The operation that led to the arrests was part of a broader police mobilization during the protests. Police effectively shut down Downtown Chicago for four days, arrested 100 demonstrators, and indiscriminately beat protesters.

The Obama administration’s response to the events in Chicago—including the terrorism frame-up—was to praise the police, which, Obama said, “did a great job under significant pressure and a lot of scrutiny.” In doing so, he made clear that his administration endorses the crackdown.

The resort to methods of police provocation reflects the irreconcilable conflicts tearing at American society. Anger is mounting in the working class at policies to which the two big business parties of America’s sclerotic political establishment are entirely committed: attacks on jobs and social programs, bank bailouts, and endless wars.

This same social dynamic underlies the profound erosion of American democracy in the decade during which the “war on terror” developed, and which began with the theft of the 2000 election. Since the attacks of September 11, the ruling class, first under Bush and now Obama, has vastly expanded the powers of the state. The “war on terror” became the catch-all justification for measures creating the legal framework of a police state in the United States.

With bipartisan support, the Bush administration oversaw the passage of the Patriot Act, which expanded the spying powers of the state, the establishment of the Department of Homeland Security, and the creation of a military command overseeing the United States. It asserted an historically unprecedented expansion of executive power to torture, wage war and spy on the American population. The National Security Agency set up an illegal system to monitor US citizens’ communications.

The policies of the Obama administration have demonstrated the futility and bankruptcy of attempts to fight the move towards police rule in the United States within the confines of the two-party system

The Obama White House has opposed any attempt to investigate, let alone prosecute, its predecessor’s illegal actions, moving instead to treat the United States as one “battlefield” in a global war without any constraints in time or space. It oversaw the passage of the National Defense Authorization Act of 2012, which allows for indefinite military detention of US citizens without charges or trial.

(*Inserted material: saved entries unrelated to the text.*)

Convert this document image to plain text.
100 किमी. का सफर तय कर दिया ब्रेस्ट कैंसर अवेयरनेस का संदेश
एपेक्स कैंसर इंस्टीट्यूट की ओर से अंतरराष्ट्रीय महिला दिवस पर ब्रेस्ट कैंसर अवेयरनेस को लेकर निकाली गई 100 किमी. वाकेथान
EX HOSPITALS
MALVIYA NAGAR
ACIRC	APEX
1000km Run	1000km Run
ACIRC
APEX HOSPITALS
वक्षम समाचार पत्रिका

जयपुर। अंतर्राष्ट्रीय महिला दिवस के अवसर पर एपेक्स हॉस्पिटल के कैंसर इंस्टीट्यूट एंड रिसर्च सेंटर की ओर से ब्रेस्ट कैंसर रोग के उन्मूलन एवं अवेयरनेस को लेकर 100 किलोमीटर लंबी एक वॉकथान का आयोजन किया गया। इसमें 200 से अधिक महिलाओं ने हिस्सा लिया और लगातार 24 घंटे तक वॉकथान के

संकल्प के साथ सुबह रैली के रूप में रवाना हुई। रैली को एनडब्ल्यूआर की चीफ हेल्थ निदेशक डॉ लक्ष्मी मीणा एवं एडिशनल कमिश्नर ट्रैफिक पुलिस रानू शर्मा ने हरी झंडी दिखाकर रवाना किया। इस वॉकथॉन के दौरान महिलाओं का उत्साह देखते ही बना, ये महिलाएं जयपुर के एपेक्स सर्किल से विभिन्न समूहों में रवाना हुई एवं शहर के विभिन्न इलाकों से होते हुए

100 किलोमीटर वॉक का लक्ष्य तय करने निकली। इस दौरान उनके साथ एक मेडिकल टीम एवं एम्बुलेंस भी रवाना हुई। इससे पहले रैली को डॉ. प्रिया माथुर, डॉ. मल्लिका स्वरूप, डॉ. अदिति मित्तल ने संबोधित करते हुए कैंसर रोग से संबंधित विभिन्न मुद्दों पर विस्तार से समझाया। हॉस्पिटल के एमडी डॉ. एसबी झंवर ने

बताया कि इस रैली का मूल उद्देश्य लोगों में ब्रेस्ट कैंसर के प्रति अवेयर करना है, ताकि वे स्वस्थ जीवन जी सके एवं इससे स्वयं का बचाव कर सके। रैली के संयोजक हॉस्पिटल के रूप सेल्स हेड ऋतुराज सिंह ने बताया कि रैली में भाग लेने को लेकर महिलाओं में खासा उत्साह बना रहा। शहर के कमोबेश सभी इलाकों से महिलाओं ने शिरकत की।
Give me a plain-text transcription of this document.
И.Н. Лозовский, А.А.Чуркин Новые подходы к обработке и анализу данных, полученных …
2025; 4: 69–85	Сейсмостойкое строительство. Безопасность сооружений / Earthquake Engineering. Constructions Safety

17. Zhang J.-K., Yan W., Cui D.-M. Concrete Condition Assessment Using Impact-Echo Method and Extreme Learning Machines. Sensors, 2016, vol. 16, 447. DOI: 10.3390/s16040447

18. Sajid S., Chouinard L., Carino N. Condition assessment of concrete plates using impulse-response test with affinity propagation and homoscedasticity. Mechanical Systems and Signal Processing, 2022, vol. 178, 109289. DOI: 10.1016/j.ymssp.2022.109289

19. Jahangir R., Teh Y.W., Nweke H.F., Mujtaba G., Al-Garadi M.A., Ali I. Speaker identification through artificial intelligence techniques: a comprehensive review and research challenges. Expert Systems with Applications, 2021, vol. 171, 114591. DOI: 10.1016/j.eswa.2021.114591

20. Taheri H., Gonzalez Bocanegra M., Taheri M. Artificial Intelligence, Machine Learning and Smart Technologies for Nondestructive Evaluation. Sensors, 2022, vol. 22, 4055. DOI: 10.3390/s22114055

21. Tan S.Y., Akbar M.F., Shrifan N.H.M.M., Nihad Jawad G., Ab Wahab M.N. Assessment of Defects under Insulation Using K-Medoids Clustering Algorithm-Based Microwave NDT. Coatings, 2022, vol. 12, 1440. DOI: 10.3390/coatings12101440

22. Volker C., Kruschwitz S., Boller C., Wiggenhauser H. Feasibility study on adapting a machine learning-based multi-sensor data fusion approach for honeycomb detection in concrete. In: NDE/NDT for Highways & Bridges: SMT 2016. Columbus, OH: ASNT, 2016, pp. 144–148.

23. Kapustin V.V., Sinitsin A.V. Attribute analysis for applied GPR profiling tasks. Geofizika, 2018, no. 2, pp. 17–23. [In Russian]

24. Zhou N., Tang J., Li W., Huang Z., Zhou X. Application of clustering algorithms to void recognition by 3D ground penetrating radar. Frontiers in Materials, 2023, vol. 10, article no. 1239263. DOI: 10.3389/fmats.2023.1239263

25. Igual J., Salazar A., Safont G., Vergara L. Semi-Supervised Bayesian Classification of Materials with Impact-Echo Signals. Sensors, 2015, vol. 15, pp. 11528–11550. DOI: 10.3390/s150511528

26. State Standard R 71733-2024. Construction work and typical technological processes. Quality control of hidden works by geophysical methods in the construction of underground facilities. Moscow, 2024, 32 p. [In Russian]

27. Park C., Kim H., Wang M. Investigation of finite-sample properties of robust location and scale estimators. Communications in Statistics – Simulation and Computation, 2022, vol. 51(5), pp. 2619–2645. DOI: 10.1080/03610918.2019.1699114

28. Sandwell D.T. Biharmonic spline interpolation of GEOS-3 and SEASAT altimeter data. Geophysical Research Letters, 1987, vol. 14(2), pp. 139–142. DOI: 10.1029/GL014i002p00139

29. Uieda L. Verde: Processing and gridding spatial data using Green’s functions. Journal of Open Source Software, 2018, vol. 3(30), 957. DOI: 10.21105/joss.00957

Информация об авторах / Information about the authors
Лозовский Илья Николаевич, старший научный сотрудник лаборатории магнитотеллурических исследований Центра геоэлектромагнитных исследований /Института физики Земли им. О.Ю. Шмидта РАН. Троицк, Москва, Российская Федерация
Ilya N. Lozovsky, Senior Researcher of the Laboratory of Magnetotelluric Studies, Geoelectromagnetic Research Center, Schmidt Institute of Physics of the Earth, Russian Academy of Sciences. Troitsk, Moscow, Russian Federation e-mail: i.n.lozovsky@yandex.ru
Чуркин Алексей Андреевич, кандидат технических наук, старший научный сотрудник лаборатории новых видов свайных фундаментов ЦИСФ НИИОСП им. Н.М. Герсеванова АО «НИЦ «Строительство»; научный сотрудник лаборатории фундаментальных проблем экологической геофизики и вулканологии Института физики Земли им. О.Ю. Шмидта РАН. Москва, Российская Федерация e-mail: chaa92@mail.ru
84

Most recently, Obama has asserted the president’s right to assassinate US citizens without any judicial review. Attorney General Eric Holder has argued that the constitutional right to due process, a basic protection against arbitrary rule by the executive, is satisfied by the internal deliberations of the president and his closest advisors. On these grounds, anyone can be killed, or otherwise deprived of basic rights, entirely on the say-so of the president.

These events vindicate the warnings of the World Socialist Web Site, which explained that the main target of the anti-democratic apparatus built during the “war on terror” was the American population itself. Fearful of rising social opposition that can find expression only outside of official politics, the ruling class seeks to stamp it out with intimidation and frame-ups.